When art and sport mix the result can either be an inspiring piece of visual poetry, or an artistic daydream gone terribly wrong. Usually for professionally done shots it’s the latter, and the infamous “white hot” Kobe Bryant photoshoot by the Los Angeles Times pictured above is a prime example.
Such moments of creative license gone awry have also showed us that Alex Rodriguez really, really likes himself. But we already knew that.
Weird and embarrassing studio pictures of athletes that make for easy locker room fodder aren’t limited to the less manly sports. Football has a long and fabled history of nightmarish exposés by heavily-accented photographers, and the latest GQ pictures of Mark Sanchez have supplied another photo gallery that will induce both laughing and cringing.
Real men don’t wear fur coats on beautifully sunny days…
And real men also know that soaking in the tub calls for relaxation, not excitement. The only exception to this rule is if a rubber ducky has been lost, and panic has set in…
This isn’t the first time Sanchez has used his boyish charm to dazzle the artistic lens of GQ, but at least last time he was next to Hilary Rhonda.
It also isn’t the first time an NFL player has given us some comedic visual stimulation. In fact, this is becoming a pigskin epidemic that has to be defeated.
The list: Photographic football fun
5. Tom Brady makes a new animal friend
We’re going strictly with professionally done pictures here, because otherwise Brady would have his own post, and maybe several. This is a man who doesn’t have the ability to feel shame or humiliation, and this picture of a young Brady befriending a goat is merely the beginning to his oddball photographic exploits.
Brady remains married to one of the most beautiful women in the world despite his ecstatic enjoyment of a 12-foot water slide, his dancing skills, and the camera attached to his crotch. And that’s all just in this offseason.
4. Cam Newton is a lost little school child
Sanchez’s GQ bathing and fur-wearing made him the magazine’s second NFL victim this year. All Newton needs to complete his Waldo outfit is a toque and glasses.

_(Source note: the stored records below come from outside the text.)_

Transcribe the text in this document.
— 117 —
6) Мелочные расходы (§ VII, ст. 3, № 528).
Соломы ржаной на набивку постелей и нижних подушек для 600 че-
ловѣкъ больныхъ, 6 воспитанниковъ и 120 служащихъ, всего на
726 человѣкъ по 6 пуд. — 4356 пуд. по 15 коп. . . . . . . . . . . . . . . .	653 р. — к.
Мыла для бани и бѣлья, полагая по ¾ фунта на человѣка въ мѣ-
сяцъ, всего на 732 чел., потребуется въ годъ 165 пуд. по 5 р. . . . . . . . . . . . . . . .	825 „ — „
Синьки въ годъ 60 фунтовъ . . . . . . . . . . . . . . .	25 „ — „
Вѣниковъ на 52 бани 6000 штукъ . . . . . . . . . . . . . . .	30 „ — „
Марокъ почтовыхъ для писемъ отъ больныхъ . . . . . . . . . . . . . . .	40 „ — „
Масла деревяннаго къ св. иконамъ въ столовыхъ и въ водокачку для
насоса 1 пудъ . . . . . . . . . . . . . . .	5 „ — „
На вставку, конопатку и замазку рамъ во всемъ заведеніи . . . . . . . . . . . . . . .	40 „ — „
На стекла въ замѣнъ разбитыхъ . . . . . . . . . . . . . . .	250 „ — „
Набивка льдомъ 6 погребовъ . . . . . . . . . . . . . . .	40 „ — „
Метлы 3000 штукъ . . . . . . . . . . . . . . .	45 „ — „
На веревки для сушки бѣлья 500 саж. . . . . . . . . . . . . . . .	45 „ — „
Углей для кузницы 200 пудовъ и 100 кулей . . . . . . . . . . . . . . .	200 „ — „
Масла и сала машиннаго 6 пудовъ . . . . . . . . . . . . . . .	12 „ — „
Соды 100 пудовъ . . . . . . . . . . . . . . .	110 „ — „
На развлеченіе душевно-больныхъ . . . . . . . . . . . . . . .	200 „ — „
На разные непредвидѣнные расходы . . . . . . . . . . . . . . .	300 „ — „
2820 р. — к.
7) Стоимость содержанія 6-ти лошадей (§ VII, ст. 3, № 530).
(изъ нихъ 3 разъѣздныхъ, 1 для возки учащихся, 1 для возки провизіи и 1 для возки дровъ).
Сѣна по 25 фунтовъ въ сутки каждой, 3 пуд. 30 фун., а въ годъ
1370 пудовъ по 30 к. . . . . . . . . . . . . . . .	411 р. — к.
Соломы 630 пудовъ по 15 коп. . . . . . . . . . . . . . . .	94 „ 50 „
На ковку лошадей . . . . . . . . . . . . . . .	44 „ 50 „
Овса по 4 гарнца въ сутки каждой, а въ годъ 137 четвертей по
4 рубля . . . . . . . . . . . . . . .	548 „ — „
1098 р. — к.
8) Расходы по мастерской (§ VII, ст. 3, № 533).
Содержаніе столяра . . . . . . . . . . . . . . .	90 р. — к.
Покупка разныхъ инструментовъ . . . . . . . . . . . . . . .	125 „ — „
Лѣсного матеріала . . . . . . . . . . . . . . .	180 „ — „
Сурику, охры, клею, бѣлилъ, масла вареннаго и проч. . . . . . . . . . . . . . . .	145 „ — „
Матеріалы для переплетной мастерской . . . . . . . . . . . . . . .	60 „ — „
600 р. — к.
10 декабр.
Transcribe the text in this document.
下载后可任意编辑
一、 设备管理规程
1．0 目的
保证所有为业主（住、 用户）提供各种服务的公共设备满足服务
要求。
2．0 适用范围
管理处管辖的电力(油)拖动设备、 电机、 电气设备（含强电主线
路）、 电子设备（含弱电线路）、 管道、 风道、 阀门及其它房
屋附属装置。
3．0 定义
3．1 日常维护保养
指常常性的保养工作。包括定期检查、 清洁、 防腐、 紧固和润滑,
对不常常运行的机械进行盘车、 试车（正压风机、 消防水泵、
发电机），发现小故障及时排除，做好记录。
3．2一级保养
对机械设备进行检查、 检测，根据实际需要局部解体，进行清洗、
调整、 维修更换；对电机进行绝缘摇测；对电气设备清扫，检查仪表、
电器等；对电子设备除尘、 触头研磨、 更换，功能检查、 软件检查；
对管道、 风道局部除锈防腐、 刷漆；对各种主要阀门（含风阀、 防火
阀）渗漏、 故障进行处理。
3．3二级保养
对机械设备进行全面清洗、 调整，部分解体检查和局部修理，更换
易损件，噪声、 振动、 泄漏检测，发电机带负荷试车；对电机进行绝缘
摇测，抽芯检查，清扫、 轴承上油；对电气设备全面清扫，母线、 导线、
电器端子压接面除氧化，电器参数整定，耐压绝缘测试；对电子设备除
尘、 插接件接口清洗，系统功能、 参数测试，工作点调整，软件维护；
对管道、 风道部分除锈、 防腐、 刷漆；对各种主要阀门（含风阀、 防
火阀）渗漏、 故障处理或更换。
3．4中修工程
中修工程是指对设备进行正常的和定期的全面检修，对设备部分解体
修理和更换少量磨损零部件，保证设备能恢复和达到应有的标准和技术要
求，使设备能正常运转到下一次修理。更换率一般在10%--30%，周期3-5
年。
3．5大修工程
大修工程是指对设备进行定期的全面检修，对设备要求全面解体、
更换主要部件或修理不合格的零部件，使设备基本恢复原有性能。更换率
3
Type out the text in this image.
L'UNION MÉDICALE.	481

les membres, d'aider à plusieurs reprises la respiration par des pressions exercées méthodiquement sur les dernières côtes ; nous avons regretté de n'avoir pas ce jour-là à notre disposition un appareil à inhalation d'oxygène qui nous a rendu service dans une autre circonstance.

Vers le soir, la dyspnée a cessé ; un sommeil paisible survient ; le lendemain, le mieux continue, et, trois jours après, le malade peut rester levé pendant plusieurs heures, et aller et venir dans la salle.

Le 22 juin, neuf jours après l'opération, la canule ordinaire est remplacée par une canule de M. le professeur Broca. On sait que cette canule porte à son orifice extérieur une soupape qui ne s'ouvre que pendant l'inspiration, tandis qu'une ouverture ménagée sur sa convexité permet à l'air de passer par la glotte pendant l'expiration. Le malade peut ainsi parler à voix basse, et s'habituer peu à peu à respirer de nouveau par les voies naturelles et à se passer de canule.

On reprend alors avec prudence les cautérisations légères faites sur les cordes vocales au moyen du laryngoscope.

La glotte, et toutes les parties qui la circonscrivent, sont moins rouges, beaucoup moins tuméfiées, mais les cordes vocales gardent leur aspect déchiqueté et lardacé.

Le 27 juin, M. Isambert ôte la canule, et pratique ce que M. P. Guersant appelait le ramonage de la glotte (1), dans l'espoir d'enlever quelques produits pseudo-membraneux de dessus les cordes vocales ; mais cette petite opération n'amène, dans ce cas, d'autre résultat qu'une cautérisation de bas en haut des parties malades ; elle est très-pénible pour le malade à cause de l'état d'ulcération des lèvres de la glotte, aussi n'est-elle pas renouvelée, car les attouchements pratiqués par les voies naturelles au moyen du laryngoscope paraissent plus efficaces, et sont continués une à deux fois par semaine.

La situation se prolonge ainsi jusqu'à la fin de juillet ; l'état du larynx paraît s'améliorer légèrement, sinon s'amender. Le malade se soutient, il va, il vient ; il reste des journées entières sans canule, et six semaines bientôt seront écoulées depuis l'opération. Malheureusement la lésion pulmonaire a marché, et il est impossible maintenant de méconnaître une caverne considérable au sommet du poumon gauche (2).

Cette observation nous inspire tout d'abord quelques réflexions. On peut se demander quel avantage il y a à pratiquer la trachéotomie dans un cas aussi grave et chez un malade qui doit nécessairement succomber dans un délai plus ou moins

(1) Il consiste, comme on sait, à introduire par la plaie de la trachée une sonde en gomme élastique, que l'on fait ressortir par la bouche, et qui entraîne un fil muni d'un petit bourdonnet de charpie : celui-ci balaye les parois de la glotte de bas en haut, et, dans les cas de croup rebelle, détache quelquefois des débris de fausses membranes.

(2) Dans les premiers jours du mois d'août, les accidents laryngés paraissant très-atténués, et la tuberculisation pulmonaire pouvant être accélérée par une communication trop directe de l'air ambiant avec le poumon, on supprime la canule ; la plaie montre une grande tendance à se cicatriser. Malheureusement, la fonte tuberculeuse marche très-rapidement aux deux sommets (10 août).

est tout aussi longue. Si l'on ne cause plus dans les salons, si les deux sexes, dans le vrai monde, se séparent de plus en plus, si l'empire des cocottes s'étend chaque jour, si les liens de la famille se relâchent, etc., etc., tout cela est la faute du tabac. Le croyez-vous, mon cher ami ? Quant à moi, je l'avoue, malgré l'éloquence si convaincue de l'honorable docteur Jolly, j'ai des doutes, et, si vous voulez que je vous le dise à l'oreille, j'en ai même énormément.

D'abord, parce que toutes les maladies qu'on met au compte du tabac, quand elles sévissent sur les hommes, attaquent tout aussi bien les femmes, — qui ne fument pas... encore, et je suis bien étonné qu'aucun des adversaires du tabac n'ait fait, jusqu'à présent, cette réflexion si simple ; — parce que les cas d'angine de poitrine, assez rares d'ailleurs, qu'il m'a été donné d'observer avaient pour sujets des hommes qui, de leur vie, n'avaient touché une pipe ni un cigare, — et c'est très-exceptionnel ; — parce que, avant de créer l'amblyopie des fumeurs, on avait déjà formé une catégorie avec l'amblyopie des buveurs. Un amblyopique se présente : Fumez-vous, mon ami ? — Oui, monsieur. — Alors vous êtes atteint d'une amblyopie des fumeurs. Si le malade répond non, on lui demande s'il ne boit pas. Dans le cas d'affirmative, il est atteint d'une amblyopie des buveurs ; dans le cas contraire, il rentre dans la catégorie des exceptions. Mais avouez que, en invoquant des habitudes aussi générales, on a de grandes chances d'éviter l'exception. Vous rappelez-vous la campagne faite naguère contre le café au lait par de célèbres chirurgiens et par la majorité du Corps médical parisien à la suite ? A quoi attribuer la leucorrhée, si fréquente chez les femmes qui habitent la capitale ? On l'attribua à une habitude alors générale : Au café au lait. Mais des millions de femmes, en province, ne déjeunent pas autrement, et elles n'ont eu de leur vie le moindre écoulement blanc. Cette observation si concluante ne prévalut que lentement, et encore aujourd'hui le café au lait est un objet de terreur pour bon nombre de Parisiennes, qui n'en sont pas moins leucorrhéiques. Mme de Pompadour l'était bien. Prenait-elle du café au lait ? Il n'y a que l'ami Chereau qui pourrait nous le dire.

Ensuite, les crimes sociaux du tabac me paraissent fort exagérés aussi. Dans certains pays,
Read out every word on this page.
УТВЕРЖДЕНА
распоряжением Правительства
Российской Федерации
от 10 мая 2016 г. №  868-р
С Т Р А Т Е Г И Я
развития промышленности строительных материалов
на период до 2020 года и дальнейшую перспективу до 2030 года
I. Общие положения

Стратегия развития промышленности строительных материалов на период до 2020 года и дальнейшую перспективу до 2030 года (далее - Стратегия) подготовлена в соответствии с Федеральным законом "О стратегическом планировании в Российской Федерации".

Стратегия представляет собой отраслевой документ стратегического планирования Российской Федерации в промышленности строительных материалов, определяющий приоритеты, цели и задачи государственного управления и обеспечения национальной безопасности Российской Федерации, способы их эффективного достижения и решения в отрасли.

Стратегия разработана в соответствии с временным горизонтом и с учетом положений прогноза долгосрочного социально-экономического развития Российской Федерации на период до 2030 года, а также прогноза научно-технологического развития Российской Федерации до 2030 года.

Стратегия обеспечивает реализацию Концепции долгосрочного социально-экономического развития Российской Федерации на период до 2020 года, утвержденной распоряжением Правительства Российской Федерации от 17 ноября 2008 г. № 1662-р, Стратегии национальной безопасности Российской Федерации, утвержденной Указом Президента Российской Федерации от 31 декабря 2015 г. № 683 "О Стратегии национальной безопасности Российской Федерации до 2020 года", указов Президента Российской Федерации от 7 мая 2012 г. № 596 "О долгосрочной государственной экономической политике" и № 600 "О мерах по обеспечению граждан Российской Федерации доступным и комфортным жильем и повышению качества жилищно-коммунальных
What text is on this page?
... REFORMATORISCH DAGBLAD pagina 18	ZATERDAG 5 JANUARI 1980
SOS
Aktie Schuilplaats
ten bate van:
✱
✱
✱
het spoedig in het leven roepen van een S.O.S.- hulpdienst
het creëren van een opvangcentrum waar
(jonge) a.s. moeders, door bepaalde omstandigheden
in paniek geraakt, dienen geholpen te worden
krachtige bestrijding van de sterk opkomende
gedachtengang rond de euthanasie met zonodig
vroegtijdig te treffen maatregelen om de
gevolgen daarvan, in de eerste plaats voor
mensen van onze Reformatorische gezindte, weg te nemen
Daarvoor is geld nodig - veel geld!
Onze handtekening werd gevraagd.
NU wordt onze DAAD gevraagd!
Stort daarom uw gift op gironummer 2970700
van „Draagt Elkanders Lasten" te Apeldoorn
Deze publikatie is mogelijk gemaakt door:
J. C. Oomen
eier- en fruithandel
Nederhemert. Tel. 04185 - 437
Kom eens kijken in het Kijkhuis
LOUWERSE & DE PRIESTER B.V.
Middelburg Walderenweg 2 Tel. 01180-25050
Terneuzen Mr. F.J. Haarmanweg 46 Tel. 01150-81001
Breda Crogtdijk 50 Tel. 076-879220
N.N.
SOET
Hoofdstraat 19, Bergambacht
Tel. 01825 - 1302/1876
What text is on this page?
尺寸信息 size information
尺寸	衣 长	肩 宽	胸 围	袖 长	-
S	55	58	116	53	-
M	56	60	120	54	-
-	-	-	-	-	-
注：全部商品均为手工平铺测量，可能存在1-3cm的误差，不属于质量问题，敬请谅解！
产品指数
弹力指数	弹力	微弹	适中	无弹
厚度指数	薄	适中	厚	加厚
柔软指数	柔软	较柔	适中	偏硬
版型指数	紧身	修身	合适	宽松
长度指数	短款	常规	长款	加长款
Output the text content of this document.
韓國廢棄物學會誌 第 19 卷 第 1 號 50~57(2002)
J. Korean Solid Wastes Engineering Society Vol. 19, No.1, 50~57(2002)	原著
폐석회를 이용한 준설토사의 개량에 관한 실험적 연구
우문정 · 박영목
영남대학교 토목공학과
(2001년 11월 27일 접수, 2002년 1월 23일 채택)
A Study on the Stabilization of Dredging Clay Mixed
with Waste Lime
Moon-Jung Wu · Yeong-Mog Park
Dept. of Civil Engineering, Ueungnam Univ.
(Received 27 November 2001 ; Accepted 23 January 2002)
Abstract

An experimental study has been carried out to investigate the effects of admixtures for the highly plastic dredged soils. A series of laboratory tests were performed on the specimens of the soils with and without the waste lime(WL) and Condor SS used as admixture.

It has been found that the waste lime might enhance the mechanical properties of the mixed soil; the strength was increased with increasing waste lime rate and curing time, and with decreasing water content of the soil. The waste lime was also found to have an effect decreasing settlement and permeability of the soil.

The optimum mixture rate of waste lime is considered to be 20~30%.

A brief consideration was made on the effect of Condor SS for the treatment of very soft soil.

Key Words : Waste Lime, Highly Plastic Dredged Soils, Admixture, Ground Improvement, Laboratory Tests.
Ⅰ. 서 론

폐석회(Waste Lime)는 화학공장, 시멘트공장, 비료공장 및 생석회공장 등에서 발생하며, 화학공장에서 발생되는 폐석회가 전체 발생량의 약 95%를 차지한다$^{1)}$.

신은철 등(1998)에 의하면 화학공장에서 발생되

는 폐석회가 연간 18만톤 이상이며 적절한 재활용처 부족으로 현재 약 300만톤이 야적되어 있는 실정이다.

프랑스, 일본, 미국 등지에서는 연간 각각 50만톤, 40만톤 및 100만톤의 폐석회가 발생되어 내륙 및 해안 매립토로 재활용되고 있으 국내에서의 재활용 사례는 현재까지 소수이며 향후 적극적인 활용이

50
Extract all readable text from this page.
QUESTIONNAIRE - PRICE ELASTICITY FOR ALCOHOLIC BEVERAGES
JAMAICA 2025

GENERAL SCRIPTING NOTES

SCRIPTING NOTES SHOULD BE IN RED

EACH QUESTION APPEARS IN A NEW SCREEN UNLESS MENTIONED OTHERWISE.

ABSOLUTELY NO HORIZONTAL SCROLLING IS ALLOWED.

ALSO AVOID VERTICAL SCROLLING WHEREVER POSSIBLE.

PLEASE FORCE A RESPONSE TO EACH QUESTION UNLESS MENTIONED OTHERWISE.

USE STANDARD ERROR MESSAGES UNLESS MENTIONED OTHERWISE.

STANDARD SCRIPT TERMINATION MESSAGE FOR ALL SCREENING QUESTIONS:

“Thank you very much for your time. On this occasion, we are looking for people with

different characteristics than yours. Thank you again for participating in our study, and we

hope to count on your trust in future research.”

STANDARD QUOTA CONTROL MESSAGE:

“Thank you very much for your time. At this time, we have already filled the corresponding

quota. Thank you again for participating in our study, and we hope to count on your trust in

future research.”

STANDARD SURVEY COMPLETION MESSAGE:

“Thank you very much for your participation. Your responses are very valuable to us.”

3. Darrelle Revis makes love, not war
One year ago at this time we were in the middle of Darrelle Revis’ holdout. While writing our excruciating daily holdout updates we searched for new Revis pictures to use from our Getty Images archive, and each time the pictures from the day that Revis evidently ran around New York with a Getty photoghrapher scrolled across the screen.
This image soundly accomplishes the goal of being simultaneously amusing, disturbing, and far too red.
2. You are not cool enough to even look at Deion Sanders
Deion Sanders was a cool, hip dude, hence the shades and eight pounds of bling. But throw in the late 80′s neon lights, and this is too loud even for Prime Time.
1. Joe Namath would like you to buy pantyhose
We end with an exception, switching to video form for a hidden beauty buried deep underneath the mountain of Joe Namath ads. Namath was Tom Brady long before Tom Brady, but there are certain things a member of the male species just can’t do, regardless of the money thrown in his direction.
Anything involving pantyhose qualifies.